Japan started yesterday its unprecedented task of reorganizing the Tokyo 2020 Olympic Games, after the difficult decision to postpone it for a year against the background of the new Corona virus, while German International Olympic Committee Chairman Thomas Bach kept the options for the new appointment next year open.

The delay, an unprecedented step for the world's largest sporting event, has led to fluctuations in all aspects of the games, including sports, security, ticketing and accommodation.

While the international parties and the Japanese announced that the games will be held next year, no later than the summer of 2021, Bach (Wednesday) left the door open to the possibility of holding the tournament in the spring.

"It is not just about the summer months," the German said in a press conference by telephone from Lausanne, where the ICRC headquarters is located. All options are on the table, before or during the summer of 2021.

In a symbolic shift from the difficulties that Tokyo is now facing, the Olympic countdown clock in the city has shifted from displaying the number of days left for the games to launching, to displaying today's date and current time.
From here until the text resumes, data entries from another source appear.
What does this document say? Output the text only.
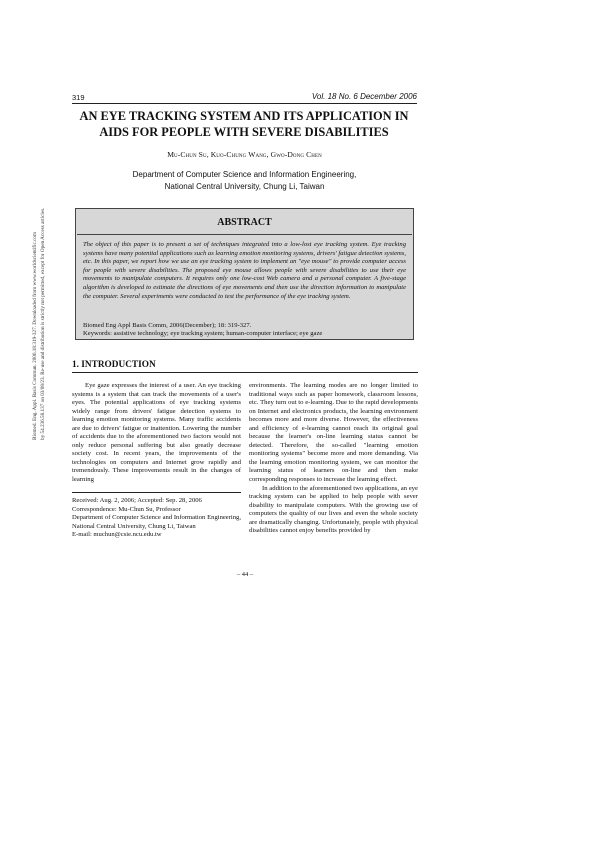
319	Vol. 18 No. 6 December 2006
AN EYE TRACKING SYSTEM AND ITS APPLICATION IN
AIDS FOR PEOPLE WITH SEVERE DISABILITIES
Mu-Chun Su, Kuo-Chung Wang, Gwo-Dong Chen
Department of Computer Science and Information Engineering,
National Central University, Chung Li, Taiwan
Biomed. Eng. Appl. Basis Commun. 2006.18:319-327. Downloaded from www.worldscientific.com by 54.236.58.137 on 03/08/23. Re-use and distribution is strictly not permitted, except for Open Access articles.	ABSTRACT
The object of this paper is to present a set of techniques integrated into a low-lost eye tracking system. Eye tracking systems have many potential applications such as learning emotion monitoring systems, drivers' fatigue detection systems, etc. In this paper, we report how we use an eye tracking system to implement an "eye mouse" to provide computer access for people with severe disabilities. The proposed eye mouse allows people with severe disabilities to use their eye movements to manipulate computers. It requires only one low-cost Web camera and a personal computer. A five-stage algorithm is developed to estimate the directions of eye movements and then use the direction information to manipulate the computer. Several experiments were conducted to test the performance of the eye tracking system.
Biomed Eng Appl Basis Comm, 2006(December); 18: 319-327.
Keywords: assistive technology; eye tracking system; human-computer interface; eye gaze
1. INTRODUCTION

Eye gaze expresses the interest of a user. An eye tracking systems is a system that can track the movements of a user's eyes. The potential applications of eye tracking systems widely range from drivers' fatigue detection systems to learning emotion monitoring systems. Many traffic accidents are due to drivers' fatigue or inattention. Lowering the number of accidents due to the aforementioned two factors would not only reduce personal suffering but also greatly decrease society cost. In recent years, the improvements of the technologies on computers and Internet grow rapidly and tremendously. These improvements result in the changes of learning

environments. The learning modes are no longer limited to traditional ways such as paper homework, classroom lessons, etc. They turn out to e-learning. Due to the rapid developments on Internet and electronics products, the learning environment becomes more and more diverse. However, the effectiveness and efficiency of e-learning cannot reach its original goal because the learner's on-line learning status cannot be detected. Therefore, the so-called "learning emotion monitoring systems" become more and more demanding. Via the learning emotion monitoring system, we can monitor the learning status of learners on-line and then make corresponding responses to increase the learning effect.

In addition to the aforementioned two applications, an eye tracking system can be applied to help people with sever disability to manipulate computers. With the growing use of computers the quality of our lives and even the whole society are dramatically changing. Unfortunately, people with physical disabilities cannot enjoy benefits provided by

Received: Aug. 2, 2006; Accepted: Sep. 28, 2006
Correspondence: Mu-Chun Su, Professor
Department of Computer Science and Information Engineering, National Central University, Chung Li, Taiwan
E-mail: muchun@csie.ncu.edu.tw
– 44 –
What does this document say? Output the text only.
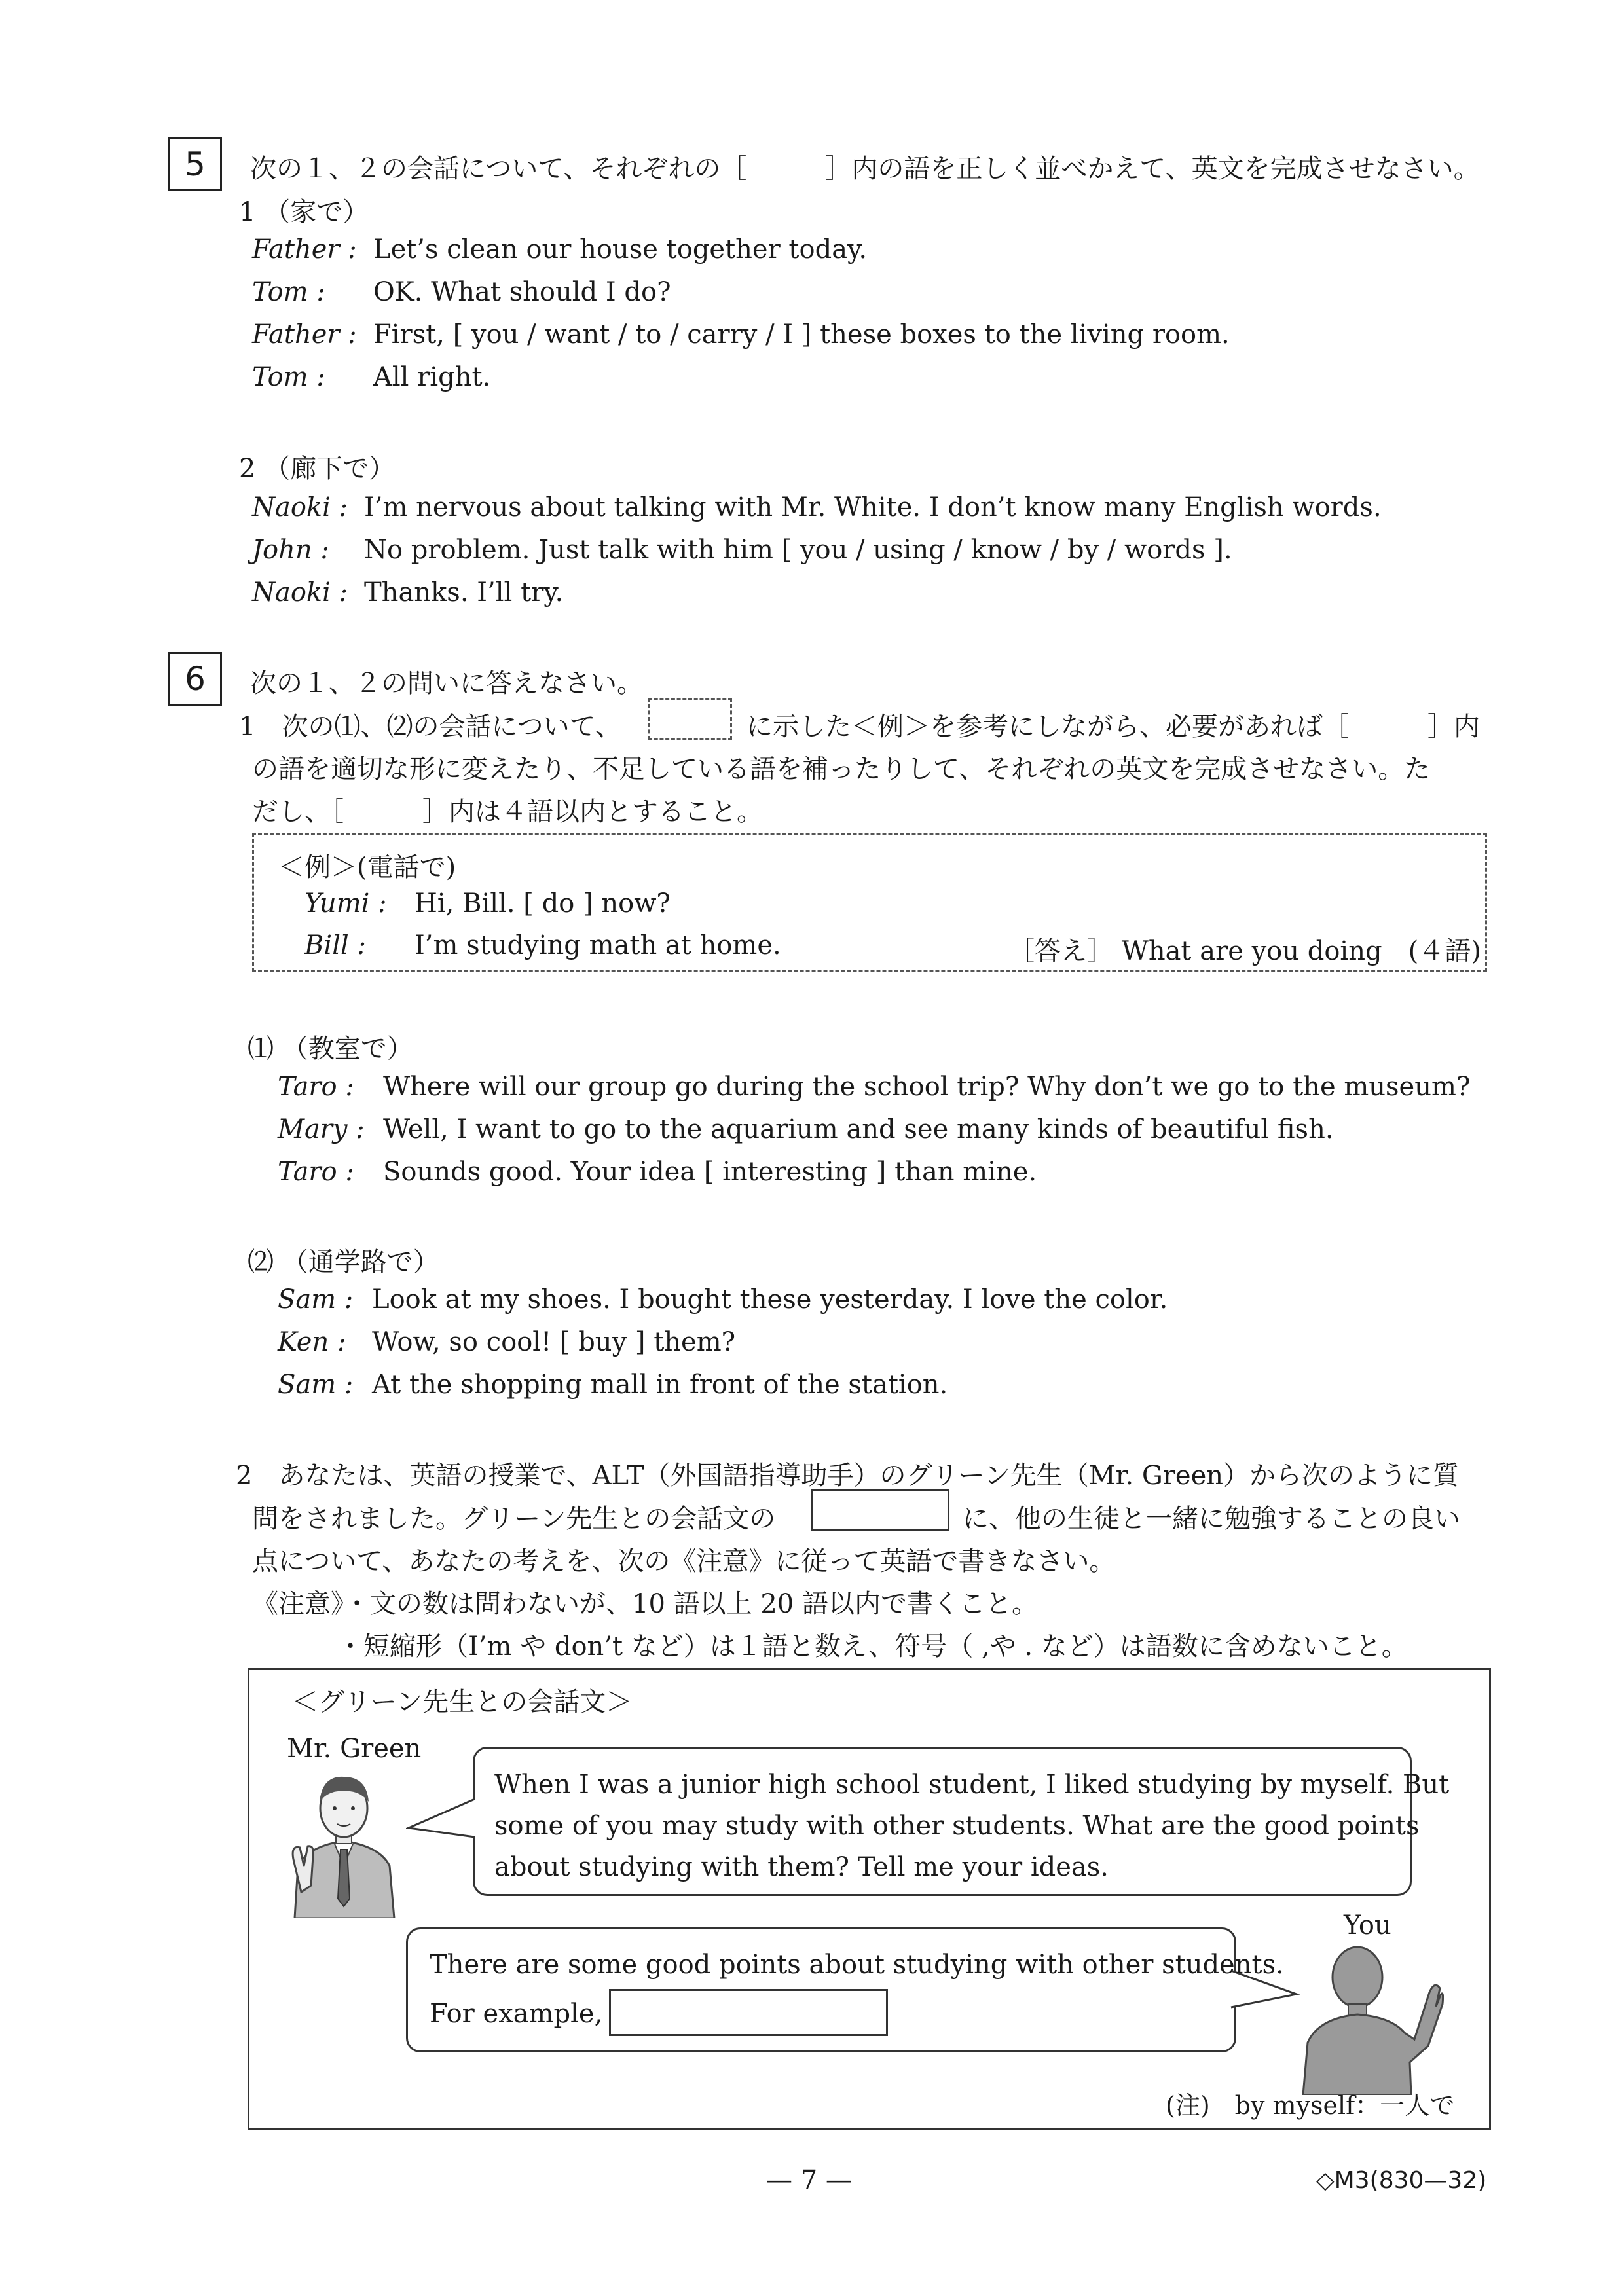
5	次の１、２の会話について、それぞれの［　　　］内の語を正しく並べかえて、英文を完成させなさい。
1 （家で）
Father : Let’s clean our house together today.
Tom : OK. What should I do?
Father : First, [ you / want / to / carry / I ] these boxes to the living room.
Tom : All right.
2 （廊下で）
Naoki : I’m nervous about talking with Mr. White. I don’t know many English words.
John : No problem. Just talk with him [ you / using / know / by / words ].
Naoki : Thanks. I’ll try.
6	次の１、２の問いに答えなさい。
1　次の⑴、⑵の会話について、	に示した＜例＞を参考にしながら、必要があれば［　　　］内
の語を適切な形に変えたり、不足している語を補ったりして、それぞれの英文を完成させなさい。た
だし、［　　　］内は４語以内とすること。
＜例＞(電話で)
Yumi : Hi, Bill. [ do ] now?
Bill : I’m studying math at home.	［答え］ What are you doing　(４語)
⑴ （教室で）
Taro : Where will our group go during the school trip? Why don’t we go to the museum?
Mary : Well, I want to go to the aquarium and see many kinds of beautiful fish.
Taro : Sounds good. Your idea [ interesting ] than mine.
⑵ （通学路で）
Sam : Look at my shoes. I bought these yesterday. I love the color.
Ken : Wow, so cool! [ buy ] them?
Sam : At the shopping mall in front of the station.
2　あなたは、英語の授業で、ALT（外国語指導助手）のグリーン先生（Mr. Green）から次のように質
問をされました。グリーン先生との会話文の	に、他の生徒と一緒に勉強することの良い
点について、あなたの考えを、次の《注意》に従って英語で書きなさい。
《注意》・文の数は問わないが、10 語以上 20 語以内で書くこと。
・短縮形（I’m や don’t など）は１語と数え、符号（ ,や . など）は語数に含めないこと。
＜グリーン先生との会話文＞
Mr. Green
When I was a junior high school student, I liked studying by myself. But
some of you may study with other students. What are the good points
about studying with them? Tell me your ideas.
You
There are some good points about studying with other students.
For example,
(注)　by myself：一人で
— 7 —	◇M3(830—32)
"It is very difficult," said ICC spokesman Spokesman Craig Spence. "After seven years of preparations, and a few months after launching, you find yourself having to start again from scratch, but now with less time to finish preparations."

Japan pinned great hopes on the 2020 Tokyo Olympics, and its government considered it "reconstruction games" and an opportunity to show the world that it had returned from the "triple disaster" that struck in 2011, when a devastating earthquake caused a "tsunami" and a nuclear disaster in Fukushima.

The Japanese Prime Minister, Shinzo Abe, considered that the postponement of the games will allow them to be held next year "in their full form, evidence of humanity's overcoming of the new virus", which has become a global epidemic that has so far caused more than 20 thousand declared deaths.

A spokesman for the Japanese government said: "The prime minister repeated the same message in a conversation, the day before yesterday, with US President Donald Trump," noting that the latter two agreed together that the games would be "evidence that humans have defeated the new Corona virus."

The postponement decision welcomed the US President, who wrote on his Twitter account: “I congratulate the Prime Minister of Japan Abe and the International Olympic Committee for their very wise decision to hold the Olympic Games in 2021. It will be a great success, and I look forward to being there.”

The International Olympic Committee is facing an unprecedented situation.

The games will be evidence that humans have defeated the Corona virus.